Specific intracellular carbon fluxes (μmol g DW⁻¹ h⁻¹) during xylose consumption in anaerobic batch experiments. Fluxes for TMB3001c (upper values) and TMB3001c-p4PTA/p5EHADH2 (middle values) were estimated from the experimental data shown in Fig. 2. Average values of duplicate experiments with deviations within 10% are given.
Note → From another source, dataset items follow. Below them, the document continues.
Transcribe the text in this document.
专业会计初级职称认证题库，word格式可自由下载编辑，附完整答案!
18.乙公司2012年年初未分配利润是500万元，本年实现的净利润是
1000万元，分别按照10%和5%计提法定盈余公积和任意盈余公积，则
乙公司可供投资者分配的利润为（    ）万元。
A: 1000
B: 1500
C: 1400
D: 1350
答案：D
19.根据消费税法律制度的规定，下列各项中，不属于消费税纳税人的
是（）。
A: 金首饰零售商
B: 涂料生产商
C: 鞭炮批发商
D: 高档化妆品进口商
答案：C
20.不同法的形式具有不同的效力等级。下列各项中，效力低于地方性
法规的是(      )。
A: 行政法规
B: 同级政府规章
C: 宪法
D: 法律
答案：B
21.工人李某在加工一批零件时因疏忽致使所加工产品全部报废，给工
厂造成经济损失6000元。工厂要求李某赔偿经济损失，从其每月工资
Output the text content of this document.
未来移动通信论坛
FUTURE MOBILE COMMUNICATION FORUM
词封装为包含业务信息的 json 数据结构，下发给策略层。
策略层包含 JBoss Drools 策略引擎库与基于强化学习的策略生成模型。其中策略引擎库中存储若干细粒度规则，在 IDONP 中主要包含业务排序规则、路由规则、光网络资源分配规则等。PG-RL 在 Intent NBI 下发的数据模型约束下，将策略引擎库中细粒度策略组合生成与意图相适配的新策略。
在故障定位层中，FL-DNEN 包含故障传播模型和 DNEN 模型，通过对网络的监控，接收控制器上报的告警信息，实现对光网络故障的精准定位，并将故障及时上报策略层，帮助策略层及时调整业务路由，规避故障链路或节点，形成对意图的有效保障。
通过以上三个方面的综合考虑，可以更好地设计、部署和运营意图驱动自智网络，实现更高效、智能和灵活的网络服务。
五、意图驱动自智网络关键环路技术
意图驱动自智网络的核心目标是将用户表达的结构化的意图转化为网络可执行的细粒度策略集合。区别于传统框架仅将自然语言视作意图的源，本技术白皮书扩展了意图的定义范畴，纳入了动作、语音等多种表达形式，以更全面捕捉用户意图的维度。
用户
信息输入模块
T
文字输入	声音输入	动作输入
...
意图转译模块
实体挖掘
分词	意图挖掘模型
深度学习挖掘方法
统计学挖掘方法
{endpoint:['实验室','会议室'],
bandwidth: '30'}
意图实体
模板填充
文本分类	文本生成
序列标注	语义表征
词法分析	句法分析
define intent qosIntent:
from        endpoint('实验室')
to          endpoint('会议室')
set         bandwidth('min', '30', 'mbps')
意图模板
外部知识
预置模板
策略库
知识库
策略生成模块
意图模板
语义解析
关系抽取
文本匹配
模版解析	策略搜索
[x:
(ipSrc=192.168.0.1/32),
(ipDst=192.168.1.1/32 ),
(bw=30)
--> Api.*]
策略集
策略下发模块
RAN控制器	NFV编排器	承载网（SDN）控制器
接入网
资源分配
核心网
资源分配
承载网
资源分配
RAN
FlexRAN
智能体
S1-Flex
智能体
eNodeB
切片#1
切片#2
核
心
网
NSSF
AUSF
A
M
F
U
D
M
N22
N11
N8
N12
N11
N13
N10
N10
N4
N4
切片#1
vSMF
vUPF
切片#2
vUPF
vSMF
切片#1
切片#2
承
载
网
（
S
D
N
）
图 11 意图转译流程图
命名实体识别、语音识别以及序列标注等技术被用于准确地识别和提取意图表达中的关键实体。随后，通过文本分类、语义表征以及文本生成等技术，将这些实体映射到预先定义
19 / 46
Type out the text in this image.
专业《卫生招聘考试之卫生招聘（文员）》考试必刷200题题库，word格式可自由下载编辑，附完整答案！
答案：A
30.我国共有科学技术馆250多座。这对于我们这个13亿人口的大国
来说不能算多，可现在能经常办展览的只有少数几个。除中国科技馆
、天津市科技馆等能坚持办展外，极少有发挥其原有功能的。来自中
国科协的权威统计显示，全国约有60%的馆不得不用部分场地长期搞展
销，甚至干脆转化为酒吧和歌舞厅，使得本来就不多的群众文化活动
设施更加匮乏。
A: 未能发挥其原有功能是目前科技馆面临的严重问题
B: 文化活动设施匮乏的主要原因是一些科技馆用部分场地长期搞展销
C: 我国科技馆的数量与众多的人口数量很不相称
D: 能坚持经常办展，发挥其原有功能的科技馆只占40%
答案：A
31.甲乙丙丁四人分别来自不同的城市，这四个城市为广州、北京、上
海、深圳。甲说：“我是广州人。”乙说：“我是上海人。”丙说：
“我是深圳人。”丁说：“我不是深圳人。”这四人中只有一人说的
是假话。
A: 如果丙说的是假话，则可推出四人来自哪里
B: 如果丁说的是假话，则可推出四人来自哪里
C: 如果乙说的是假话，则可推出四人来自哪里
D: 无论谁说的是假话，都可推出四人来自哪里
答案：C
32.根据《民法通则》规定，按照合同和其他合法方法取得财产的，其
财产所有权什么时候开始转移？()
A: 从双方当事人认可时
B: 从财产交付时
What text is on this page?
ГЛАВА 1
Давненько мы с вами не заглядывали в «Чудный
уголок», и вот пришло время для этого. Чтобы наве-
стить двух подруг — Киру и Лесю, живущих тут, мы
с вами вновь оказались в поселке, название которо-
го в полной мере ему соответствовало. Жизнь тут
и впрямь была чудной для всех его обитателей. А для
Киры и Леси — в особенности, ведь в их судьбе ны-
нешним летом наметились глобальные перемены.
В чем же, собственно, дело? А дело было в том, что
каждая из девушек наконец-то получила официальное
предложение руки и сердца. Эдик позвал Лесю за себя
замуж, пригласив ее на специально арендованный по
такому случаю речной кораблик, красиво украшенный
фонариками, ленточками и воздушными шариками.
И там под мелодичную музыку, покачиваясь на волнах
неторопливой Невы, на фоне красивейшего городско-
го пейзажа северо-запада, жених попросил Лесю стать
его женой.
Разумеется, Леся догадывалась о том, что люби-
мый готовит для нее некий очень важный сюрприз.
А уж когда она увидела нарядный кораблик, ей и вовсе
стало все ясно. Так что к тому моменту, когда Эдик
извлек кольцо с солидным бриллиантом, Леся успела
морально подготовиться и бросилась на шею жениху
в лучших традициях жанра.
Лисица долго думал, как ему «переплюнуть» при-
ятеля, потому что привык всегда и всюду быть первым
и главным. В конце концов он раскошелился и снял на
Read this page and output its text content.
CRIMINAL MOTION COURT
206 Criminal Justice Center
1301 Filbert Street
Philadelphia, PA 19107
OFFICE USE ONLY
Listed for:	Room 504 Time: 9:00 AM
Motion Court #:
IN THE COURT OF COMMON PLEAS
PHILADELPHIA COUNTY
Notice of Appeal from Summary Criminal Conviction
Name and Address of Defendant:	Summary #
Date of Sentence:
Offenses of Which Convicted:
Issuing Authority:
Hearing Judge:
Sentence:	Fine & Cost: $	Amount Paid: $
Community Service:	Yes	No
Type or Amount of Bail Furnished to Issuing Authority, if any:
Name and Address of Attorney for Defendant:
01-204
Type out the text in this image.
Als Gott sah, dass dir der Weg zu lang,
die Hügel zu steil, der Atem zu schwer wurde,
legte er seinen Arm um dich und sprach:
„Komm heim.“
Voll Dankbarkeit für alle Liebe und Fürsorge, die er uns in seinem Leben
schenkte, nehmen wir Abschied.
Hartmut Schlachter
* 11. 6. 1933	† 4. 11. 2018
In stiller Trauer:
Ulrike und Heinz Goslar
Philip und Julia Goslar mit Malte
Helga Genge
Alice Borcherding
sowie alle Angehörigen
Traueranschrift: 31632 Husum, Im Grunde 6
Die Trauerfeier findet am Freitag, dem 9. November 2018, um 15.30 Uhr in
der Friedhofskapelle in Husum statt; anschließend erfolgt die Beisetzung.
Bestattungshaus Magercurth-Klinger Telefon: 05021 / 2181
The lower values (italics) represent the flux distribution that is required for maximum theoretical ethanol production from the xylose uptake rate of TMB3001c.

FIG. 4.

Physiological parameters of TMBALD6c and TMBALD6c-p4PTA/p5EHADH2 during xylose consumption in anaerobic batch culture with 50 g of glucose liter⁻¹ and 50 g of xylose liter⁻¹. TMB3001c and TMB3001c-p4PTA/p5EHADH2 (white bars) data from Fig. 2 are shown for comparison. The average and deviation for two independent experiments are displayed.